Capítulo 661
Abri a porta e levei a bandeja até a Mia. Ela a recebeu em silêncio.
Não ia elevar a voz movida pelo impulso.
— Obrigada pelo veneno.
Sorri e disse aquilo num tom suave.
Vou apreciar de camarote as suas provocações sem graça. Nessas horas, o silêncio é o melhor.
Quem quiser me subestimar que subestime. Não vou fazer disso um grande caso, vou manter a elegância sem perder a dignidade. Afinal, estou aqui neste palácio anexo carregando o peso do Reino de Dulkis.
Não é que eu não vá revidar.

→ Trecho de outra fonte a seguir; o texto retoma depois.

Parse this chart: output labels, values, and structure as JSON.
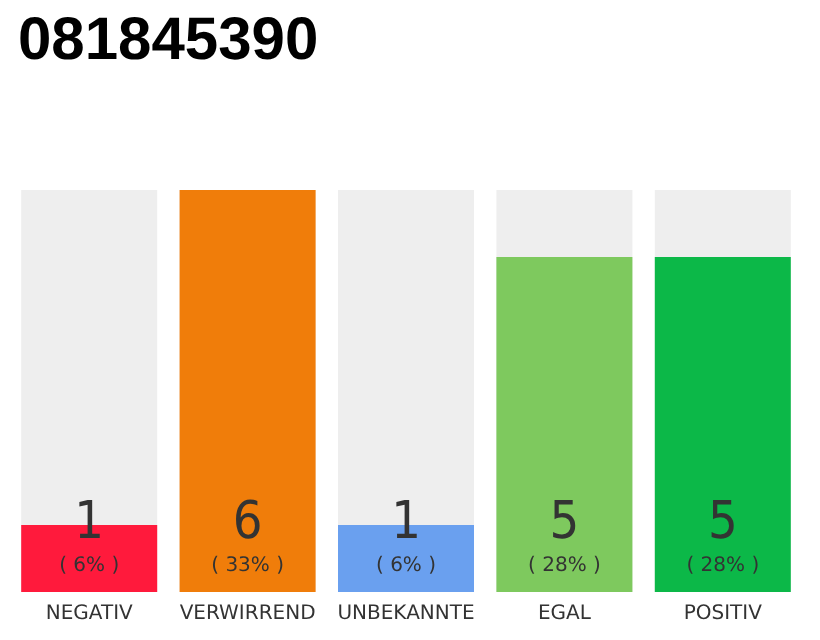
{
  "chart_data": {
    "type": "bar",
    "title": "081845390",
    "categories": [
      "NEGATIV",
      "VERWIRREND",
      "UNBEKANNTE",
      "EGAL",
      "POSITIV"
    ],
    "values": [
      1,
      6,
      1,
      5,
      5
    ],
    "colors": [
      "#ff1a3c",
      "#f07d0a",
      "#6aa0ef",
      "#7ec95e",
      "#0cb848"
    ],
    "value_labels": [
      "1\n( 6% )",
      "6\n( 33% )",
      "1\n( 6% )",
      "5\n( 28% )",
      "5\n( 28% )"
    ]
  }
}
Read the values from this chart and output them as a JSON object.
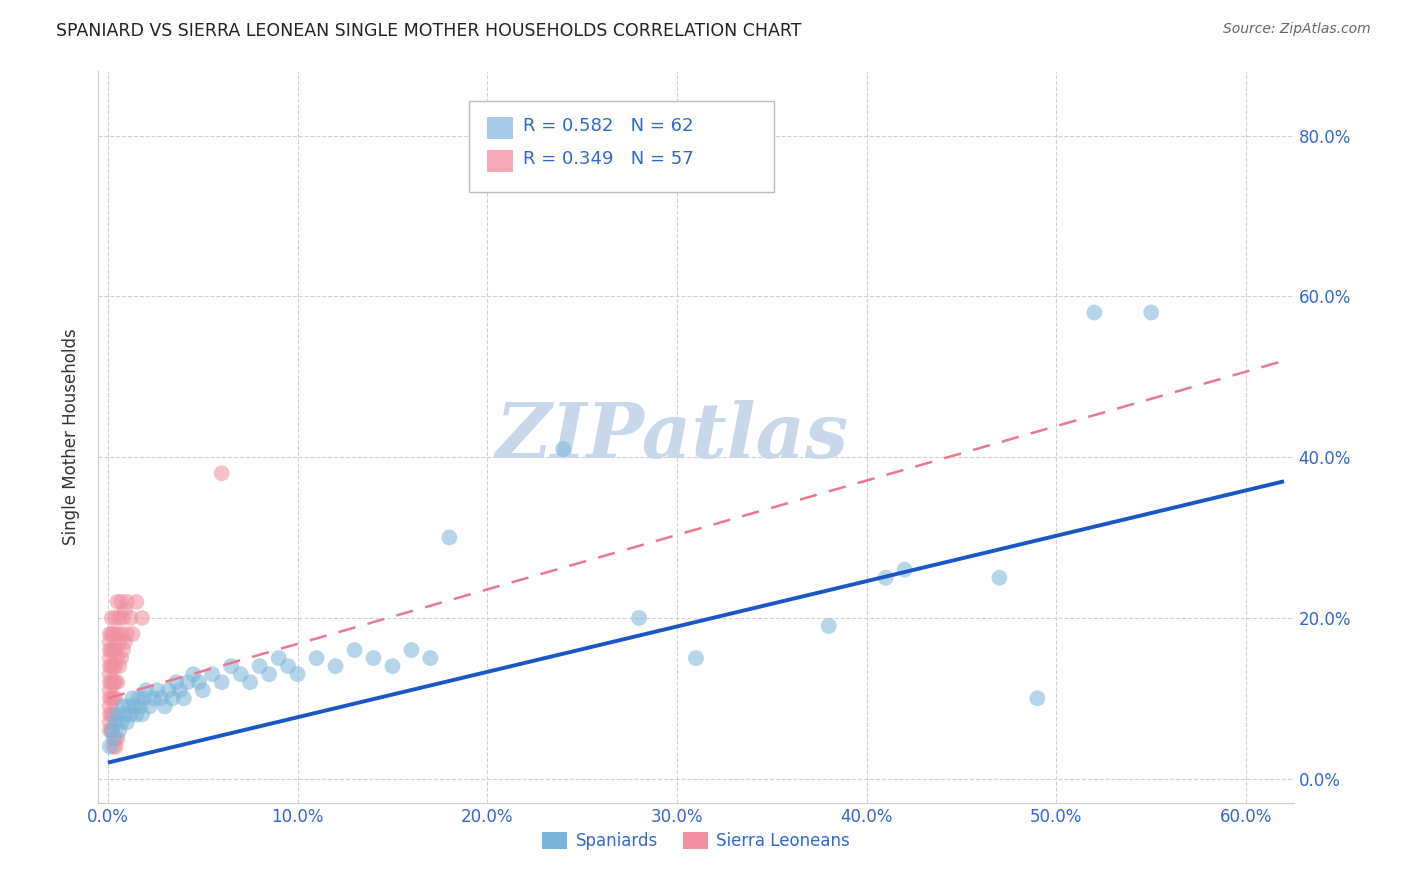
{
  "title": "SPANIARD VS SIERRA LEONEAN SINGLE MOTHER HOUSEHOLDS CORRELATION CHART",
  "source": "Source: ZipAtlas.com",
  "ylabel": "Single Mother Households",
  "xtick_vals": [
    0.0,
    0.1,
    0.2,
    0.3,
    0.4,
    0.5,
    0.6
  ],
  "xtick_labels": [
    "0.0%",
    "10.0%",
    "20.0%",
    "30.0%",
    "40.0%",
    "50.0%",
    "60.0%"
  ],
  "ytick_vals": [
    0.0,
    0.2,
    0.4,
    0.6,
    0.8
  ],
  "ytick_labels": [
    "0.0%",
    "20.0%",
    "40.0%",
    "60.0%",
    "80.0%"
  ],
  "xlim": [
    -0.005,
    0.625
  ],
  "ylim": [
    -0.03,
    0.88
  ],
  "spaniard_color": "#7ab4d8",
  "sierra_leone_color": "#f090a0",
  "trend_blue_color": "#1a56c4",
  "trend_pink_color": "#e87890",
  "watermark": "ZIPatlas",
  "watermark_color": "#c8d8ea",
  "legend_blue_patch": "#a8c8e8",
  "legend_pink_patch": "#f4a8b8",
  "legend_text_color": "#3366cc",
  "tick_label_color": "#3366cc",
  "title_color": "#222222",
  "source_color": "#666666",
  "grid_color": "#cccccc",
  "spine_color": "#cccccc",
  "spaniard_N": 62,
  "sierra_leone_N": 57,
  "spaniard_R": 0.582,
  "sierra_leone_R": 0.349,
  "blue_trend_x0": 0.0,
  "blue_trend_y0": 0.02,
  "blue_trend_x1": 0.62,
  "blue_trend_y1": 0.37,
  "pink_trend_x0": 0.0,
  "pink_trend_y0": 0.1,
  "pink_trend_x1": 0.62,
  "pink_trend_y1": 0.52,
  "spaniard_data": [
    [
      0.001,
      0.04
    ],
    [
      0.002,
      0.06
    ],
    [
      0.003,
      0.05
    ],
    [
      0.004,
      0.07
    ],
    [
      0.005,
      0.08
    ],
    [
      0.006,
      0.06
    ],
    [
      0.007,
      0.07
    ],
    [
      0.008,
      0.09
    ],
    [
      0.009,
      0.08
    ],
    [
      0.01,
      0.07
    ],
    [
      0.011,
      0.09
    ],
    [
      0.012,
      0.08
    ],
    [
      0.013,
      0.1
    ],
    [
      0.014,
      0.09
    ],
    [
      0.015,
      0.08
    ],
    [
      0.016,
      0.1
    ],
    [
      0.017,
      0.09
    ],
    [
      0.018,
      0.08
    ],
    [
      0.019,
      0.1
    ],
    [
      0.02,
      0.11
    ],
    [
      0.022,
      0.09
    ],
    [
      0.024,
      0.1
    ],
    [
      0.026,
      0.11
    ],
    [
      0.028,
      0.1
    ],
    [
      0.03,
      0.09
    ],
    [
      0.032,
      0.11
    ],
    [
      0.034,
      0.1
    ],
    [
      0.036,
      0.12
    ],
    [
      0.038,
      0.11
    ],
    [
      0.04,
      0.1
    ],
    [
      0.042,
      0.12
    ],
    [
      0.045,
      0.13
    ],
    [
      0.048,
      0.12
    ],
    [
      0.05,
      0.11
    ],
    [
      0.055,
      0.13
    ],
    [
      0.06,
      0.12
    ],
    [
      0.065,
      0.14
    ],
    [
      0.07,
      0.13
    ],
    [
      0.075,
      0.12
    ],
    [
      0.08,
      0.14
    ],
    [
      0.085,
      0.13
    ],
    [
      0.09,
      0.15
    ],
    [
      0.095,
      0.14
    ],
    [
      0.1,
      0.13
    ],
    [
      0.11,
      0.15
    ],
    [
      0.12,
      0.14
    ],
    [
      0.13,
      0.16
    ],
    [
      0.14,
      0.15
    ],
    [
      0.15,
      0.14
    ],
    [
      0.16,
      0.16
    ],
    [
      0.17,
      0.15
    ],
    [
      0.18,
      0.3
    ],
    [
      0.24,
      0.41
    ],
    [
      0.28,
      0.2
    ],
    [
      0.31,
      0.15
    ],
    [
      0.38,
      0.19
    ],
    [
      0.41,
      0.25
    ],
    [
      0.42,
      0.26
    ],
    [
      0.47,
      0.25
    ],
    [
      0.49,
      0.1
    ],
    [
      0.52,
      0.58
    ],
    [
      0.55,
      0.58
    ]
  ],
  "sierra_leone_data": [
    [
      0.001,
      0.06
    ],
    [
      0.001,
      0.08
    ],
    [
      0.001,
      0.1
    ],
    [
      0.001,
      0.12
    ],
    [
      0.001,
      0.14
    ],
    [
      0.001,
      0.16
    ],
    [
      0.001,
      0.18
    ],
    [
      0.001,
      0.07
    ],
    [
      0.001,
      0.09
    ],
    [
      0.001,
      0.11
    ],
    [
      0.001,
      0.13
    ],
    [
      0.001,
      0.15
    ],
    [
      0.001,
      0.17
    ],
    [
      0.002,
      0.06
    ],
    [
      0.002,
      0.08
    ],
    [
      0.002,
      0.1
    ],
    [
      0.002,
      0.12
    ],
    [
      0.002,
      0.14
    ],
    [
      0.002,
      0.16
    ],
    [
      0.002,
      0.18
    ],
    [
      0.002,
      0.2
    ],
    [
      0.003,
      0.08
    ],
    [
      0.003,
      0.1
    ],
    [
      0.003,
      0.12
    ],
    [
      0.003,
      0.14
    ],
    [
      0.003,
      0.16
    ],
    [
      0.003,
      0.18
    ],
    [
      0.004,
      0.1
    ],
    [
      0.004,
      0.12
    ],
    [
      0.004,
      0.14
    ],
    [
      0.004,
      0.16
    ],
    [
      0.004,
      0.2
    ],
    [
      0.005,
      0.12
    ],
    [
      0.005,
      0.15
    ],
    [
      0.005,
      0.18
    ],
    [
      0.005,
      0.22
    ],
    [
      0.006,
      0.14
    ],
    [
      0.006,
      0.17
    ],
    [
      0.006,
      0.2
    ],
    [
      0.007,
      0.15
    ],
    [
      0.007,
      0.18
    ],
    [
      0.007,
      0.22
    ],
    [
      0.008,
      0.16
    ],
    [
      0.008,
      0.2
    ],
    [
      0.009,
      0.17
    ],
    [
      0.009,
      0.21
    ],
    [
      0.01,
      0.18
    ],
    [
      0.01,
      0.22
    ],
    [
      0.012,
      0.2
    ],
    [
      0.013,
      0.18
    ],
    [
      0.015,
      0.22
    ],
    [
      0.018,
      0.2
    ],
    [
      0.003,
      0.04
    ],
    [
      0.004,
      0.05
    ],
    [
      0.004,
      0.04
    ],
    [
      0.005,
      0.05
    ],
    [
      0.06,
      0.38
    ]
  ]
}
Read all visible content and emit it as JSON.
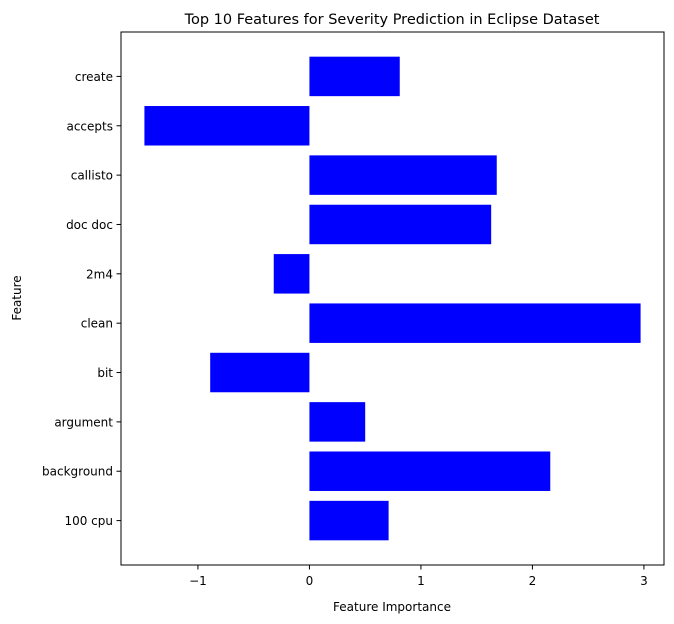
{
  "chart_data": {
    "type": "bar",
    "orientation": "horizontal",
    "title": "Top 10 Features for Severity Prediction in Eclipse Dataset",
    "xlabel": "Feature Importance",
    "ylabel": "Feature",
    "categories": [
      "100 cpu",
      "background",
      "argument",
      "bit",
      "clean",
      "2m4",
      "doc doc",
      "callisto",
      "accepts",
      "create"
    ],
    "values": [
      0.71,
      2.16,
      0.5,
      -0.89,
      2.97,
      -0.32,
      1.63,
      1.68,
      -1.48,
      0.81
    ],
    "xlim": [
      -1.69,
      3.18
    ],
    "xticks": [
      -1,
      0,
      1,
      2,
      3
    ],
    "xtick_labels": [
      "−1",
      "0",
      "1",
      "2",
      "3"
    ],
    "bar_color": "#0000ff",
    "grid": false,
    "legend": "none"
  }
}
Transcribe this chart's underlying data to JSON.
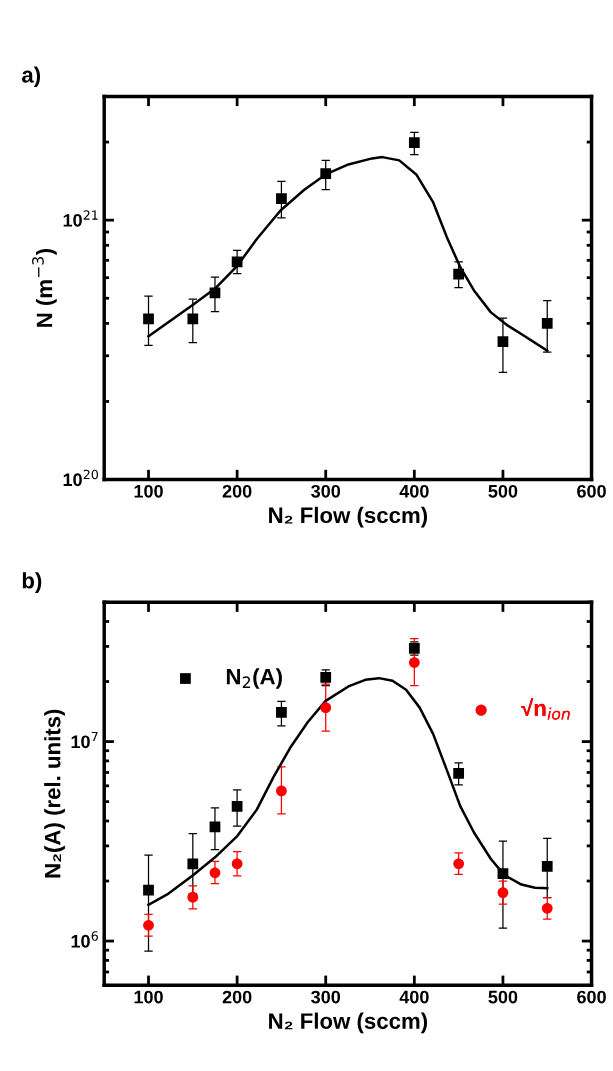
{
  "chart_data": [
    {
      "type": "scatter",
      "title": "a)",
      "xlabel": "N₂ Flow (sccm)",
      "ylabel": "N (m$^{−3}$)",
      "log": "y",
      "grid": false,
      "legend": false,
      "xlim": [
        50,
        600
      ],
      "xticks": [
        100,
        200,
        300,
        400,
        500,
        600
      ],
      "ylim": [
        1e+20,
        3e+21
      ],
      "yticks": [
        {
          "value": 1e+20,
          "label": "10$^{20}$"
        },
        {
          "value": 1e+21,
          "label": "10$^{21}$"
        }
      ],
      "x": [
        100,
        150,
        175,
        200,
        250,
        300,
        400,
        450,
        500,
        550
      ],
      "series": [
        {
          "marker": "square",
          "color": "#000000",
          "values": [
            4.16e+20,
            4.16e+20,
            5.24e+20,
            6.9e+20,
            1.21e+21,
            1.51e+21,
            1.99e+21,
            6.2e+20,
            3.4e+20,
            4e+20
          ],
          "errors": [
            [
              3.29e+20,
              5.1e+20
            ],
            [
              3.37e+20,
              4.96e+20
            ],
            [
              4.44e+20,
              6.03e+20
            ],
            [
              6.22e+20,
              7.64e+20
            ],
            [
              1.02e+21,
              1.41e+21
            ],
            [
              1.31e+21,
              1.7e+21
            ],
            [
              1.79e+21,
              2.18e+21
            ],
            [
              5.5e+20,
              6.9e+20
            ],
            [
              2.59e+20,
              4.19e+20
            ],
            [
              3.1e+20,
              4.9e+20
            ]
          ]
        },
        {
          "type": "line",
          "marker": "none",
          "line_style": "solid",
          "color": "#000000",
          "x": [
            100,
            150.2,
            175.1,
            200.4,
            222.2,
            249.0,
            275.8,
            299.9,
            325.6,
            352.4,
            363.9,
            383.0,
            402.2,
            421.3,
            436.7,
            452.0,
            467.3,
            486.4,
            505.6,
            524.7,
            550
          ],
          "values": [
            3.57e+20,
            4.72e+20,
            5.45e+20,
            6.68e+20,
            8.46e+20,
            1.09e+21,
            1.31e+21,
            1.5e+21,
            1.64e+21,
            1.73e+21,
            1.75e+21,
            1.7e+21,
            1.5e+21,
            1.17e+21,
            8.6e+20,
            6.57e+20,
            5.36e+20,
            4.41e+20,
            3.92e+20,
            3.57e+20,
            3.14e+20
          ]
        }
      ]
    },
    {
      "type": "scatter",
      "title": "b)",
      "xlabel": "N₂ Flow (sccm)",
      "ylabel": "N₂(A) (rel. units)",
      "log": "y",
      "grid": false,
      "legend": "top",
      "xlim": [
        50,
        600
      ],
      "xticks": [
        100,
        200,
        300,
        400,
        500,
        600
      ],
      "ylim": [
        600000.0,
        50000000.0
      ],
      "yticks": [
        {
          "value": 1000000.0,
          "label": "10$^{6}$"
        },
        {
          "value": 10000000.0,
          "label": "10$^{7}$"
        }
      ],
      "x": [
        100,
        150,
        175,
        200,
        250,
        300,
        400,
        450,
        500,
        550
      ],
      "series": [
        {
          "name": "N$_{2}$(A)",
          "marker": "square",
          "color": "#000000",
          "values": [
            1800000.0,
            2440000.0,
            3740000.0,
            4740000.0,
            14000000.0,
            21000000.0,
            29300000.0,
            6920000.0,
            2180000.0,
            2370000.0
          ],
          "errors": [
            [
              890000.0,
              2700000.0
            ],
            [
              1730000.0,
              3460000.0
            ],
            [
              2870000.0,
              4650000.0
            ],
            [
              3770000.0,
              5720000.0
            ],
            [
              12000000.0,
              15900000.0
            ],
            [
              19100000.0,
              22900000.0
            ],
            [
              27100000.0,
              31600000.0
            ],
            [
              6060000.0,
              7820000.0
            ],
            [
              1160000.0,
              3170000.0
            ],
            [
              1650000.0,
              3270000.0
            ]
          ]
        },
        {
          "name": "√n$_{ion}$",
          "marker": "circle",
          "color": "#ff0000",
          "values": [
            1200000.0,
            1660000.0,
            2200000.0,
            2440000.0,
            5660000.0,
            14800000.0,
            24900000.0,
            2440000.0,
            1750000.0,
            1460000.0
          ],
          "errors": [
            [
              1060000.0,
              1360000.0
            ],
            [
              1450000.0,
              1890000.0
            ],
            [
              1940000.0,
              2510000.0
            ],
            [
              2120000.0,
              2810000.0
            ],
            [
              4340000.0,
              7470000.0
            ],
            [
              11300000.0,
              19400000.0
            ],
            [
              19100000.0,
              32800000.0
            ],
            [
              2160000.0,
              2770000.0
            ],
            [
              1530000.0,
              2000000.0
            ],
            [
              1290000.0,
              1650000.0
            ]
          ]
        },
        {
          "type": "line",
          "marker": "none",
          "line_style": "solid",
          "color": "#000000",
          "x": [
            100,
            122.6,
            150.2,
            175.1,
            200.4,
            222.2,
            241.3,
            260.5,
            279.6,
            299.9,
            325.6,
            344.7,
            360.1,
            375.4,
            390.7,
            406.0,
            421.3,
            436.7,
            452.0,
            467.3,
            486.4,
            501.7,
            520.9,
            536.2,
            550
          ],
          "values": [
            1520000.0,
            1730000.0,
            2140000.0,
            2630000.0,
            3370000.0,
            4560000.0,
            6670000.0,
            9400000.0,
            12500000.0,
            16000000.0,
            18900000.0,
            20400000.0,
            20800000.0,
            20200000.0,
            18200000.0,
            14800000.0,
            10900000.0,
            7190000.0,
            4730000.0,
            3500000.0,
            2580000.0,
            2140000.0,
            1920000.0,
            1850000.0,
            1840000.0
          ]
        }
      ]
    }
  ]
}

Só estou esperando, mirando o momento certo.
— Veneno?
A Mia arregalou os olhos diante das minhas palavras.
Será que a Mia não sabia de nada disso…?
Depois de ficar paralisada por um tempo, saiu correndo pra algum lugar imediatamente.
— Foi embora pra algum lugar.
Agora seria a chance perfeita pra explorar o palácio anexo, mas eu definitivamente não tinha resistência física pra isso. Já estava difícil só de ficar em pé.
Não é bom circular pelo território inimigo assim.
Voltei pro quarto e me deitei na cama. Nem tinha vontade de ler.
…Não poder fazer nada é bem entediante.
Olhando pro teto, pensei sobre quem seria o culpado por ter envenenado a comida.
Não me lembrava de ter atraído o rancor de ninguém aqui, e, pra começo de conversa, já que todo mundo era inimigo, não dava pra restringir os suspeitos. Só gente desconhecida, além disso.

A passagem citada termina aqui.